Le film est construit à partir des archives personnelles du couple et des images tournées en 16 mm par la réalisatrice : moments de vie quotidienne entre amis, dans le métro, au parc avec le chien, activités domestiques dans la cuisine, ménage en gants de caoutchouc et robe de soirée, greffes de peaux et opérations chirurgicales vécues ingénument comme des rituels qui repoussent les frontières biologiques, enchaînement d’instantanés d’une tournée de Psychic TV, extraits musicaux mis en scène et en costumes, duos de violons avec Tony Conrad. Sous une apparence de drag queen caricaturale empâtée par l’âge, sanglée dans des tenues suggestives kitchissimes qui défient les limites ultimes du mauvais goût, Genesis conserve une sorte de légèreté angélique, une grâce perverse irrésistible. De longs entretiens font revivre sa poignante histoire d’amour avec Lady Jaye, son alter ego espiègle et fragile, emportée brutalement en 2007 à l’âge de 37 ans. Le tournage du film s’est interrompu, le temps pour Genesis de se relever d’un chagrin dévastateur. Marie Losier a abandonné sa caméra pour n’être plus qu’une amie attentive. Et puis Genesis a souhaité poursuivre la réalisation du film en hommage à Lady Jaye. Le tournage a encore pris deux ans.

Les magasins de trois minutes de la caméra Bolex imposent au film un rythme de collage échevelé. Une bande son sophistiquée, constituée de nombreuses couches d’enregistrements mixés, accompagne les images parfois muettes de la cinéaste : la force poétique de cette synchronisation faussement aléatoire n’altère en rien la précision documentaire du film. Les œuvres de Marie Losier résultent d’un artisanat héroïque : réalisés sans argent, mis en décors et costumes, tournés et montés par ses soins, leur liberté poétique, leur absence de linéarité bouleversent les canons ordinaires du documentaire. En résonnance profonde avec leurs sujets, ils en traduisent la pureté absolue, les engagements sans compromis, la rigoureuse exigence d’authenticité, avec une inventivité formelle joyeusement débridée.
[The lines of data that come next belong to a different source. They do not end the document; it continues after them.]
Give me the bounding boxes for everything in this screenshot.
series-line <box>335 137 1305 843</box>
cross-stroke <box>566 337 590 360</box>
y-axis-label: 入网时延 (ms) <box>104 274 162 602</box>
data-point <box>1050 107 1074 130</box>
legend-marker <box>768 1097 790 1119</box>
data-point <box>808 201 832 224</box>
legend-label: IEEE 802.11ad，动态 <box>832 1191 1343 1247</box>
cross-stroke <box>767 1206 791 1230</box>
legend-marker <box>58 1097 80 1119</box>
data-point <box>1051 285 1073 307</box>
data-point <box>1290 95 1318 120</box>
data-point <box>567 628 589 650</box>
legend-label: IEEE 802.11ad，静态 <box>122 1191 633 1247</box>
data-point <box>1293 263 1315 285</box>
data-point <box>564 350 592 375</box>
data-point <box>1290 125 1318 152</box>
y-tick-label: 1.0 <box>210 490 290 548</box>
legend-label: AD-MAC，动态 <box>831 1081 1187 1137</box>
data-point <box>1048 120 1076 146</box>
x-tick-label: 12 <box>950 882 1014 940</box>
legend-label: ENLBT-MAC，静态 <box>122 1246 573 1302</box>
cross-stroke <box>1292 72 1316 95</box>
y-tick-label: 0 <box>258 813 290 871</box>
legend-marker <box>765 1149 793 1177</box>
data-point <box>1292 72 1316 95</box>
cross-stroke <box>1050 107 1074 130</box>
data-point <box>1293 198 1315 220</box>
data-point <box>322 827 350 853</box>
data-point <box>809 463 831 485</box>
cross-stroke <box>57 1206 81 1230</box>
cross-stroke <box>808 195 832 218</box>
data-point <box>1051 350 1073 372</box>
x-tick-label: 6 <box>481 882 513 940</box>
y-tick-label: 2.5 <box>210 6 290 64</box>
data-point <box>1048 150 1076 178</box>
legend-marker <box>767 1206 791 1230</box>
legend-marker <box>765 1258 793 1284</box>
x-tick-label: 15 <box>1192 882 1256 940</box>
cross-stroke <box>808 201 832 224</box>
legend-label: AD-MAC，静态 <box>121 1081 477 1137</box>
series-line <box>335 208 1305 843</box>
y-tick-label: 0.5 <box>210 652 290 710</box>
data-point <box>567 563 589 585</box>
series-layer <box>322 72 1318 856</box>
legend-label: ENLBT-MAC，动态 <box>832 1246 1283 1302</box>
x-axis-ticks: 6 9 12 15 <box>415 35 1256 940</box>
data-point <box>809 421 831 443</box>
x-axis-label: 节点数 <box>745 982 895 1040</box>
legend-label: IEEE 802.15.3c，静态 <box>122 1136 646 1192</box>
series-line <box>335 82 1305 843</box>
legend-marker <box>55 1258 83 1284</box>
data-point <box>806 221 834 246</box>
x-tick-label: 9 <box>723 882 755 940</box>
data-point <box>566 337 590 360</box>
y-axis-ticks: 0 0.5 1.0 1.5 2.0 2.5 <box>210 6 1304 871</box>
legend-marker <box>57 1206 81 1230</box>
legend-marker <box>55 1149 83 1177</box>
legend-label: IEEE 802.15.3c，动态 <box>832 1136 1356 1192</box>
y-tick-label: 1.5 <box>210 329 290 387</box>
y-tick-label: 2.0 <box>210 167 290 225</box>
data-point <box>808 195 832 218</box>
Genesis révèle une personnalité exubérante, dont la radicalité, l’humour et la sensibilité imprègnent tous les aspects de sa vie, les réussites comme les échecs, les moments d’euphorie exaltée et les chagrins écrasants. The Ballad of Genesis and Lady Jaye saisit les paradoxes bouleversants, les illuminations et les souffrances qui accompagnent cette alchimie improbable, terrible et sacrée, inaugurée en leur temps par les surréalistes, puis les situationnistes : la transformation de la vie en art.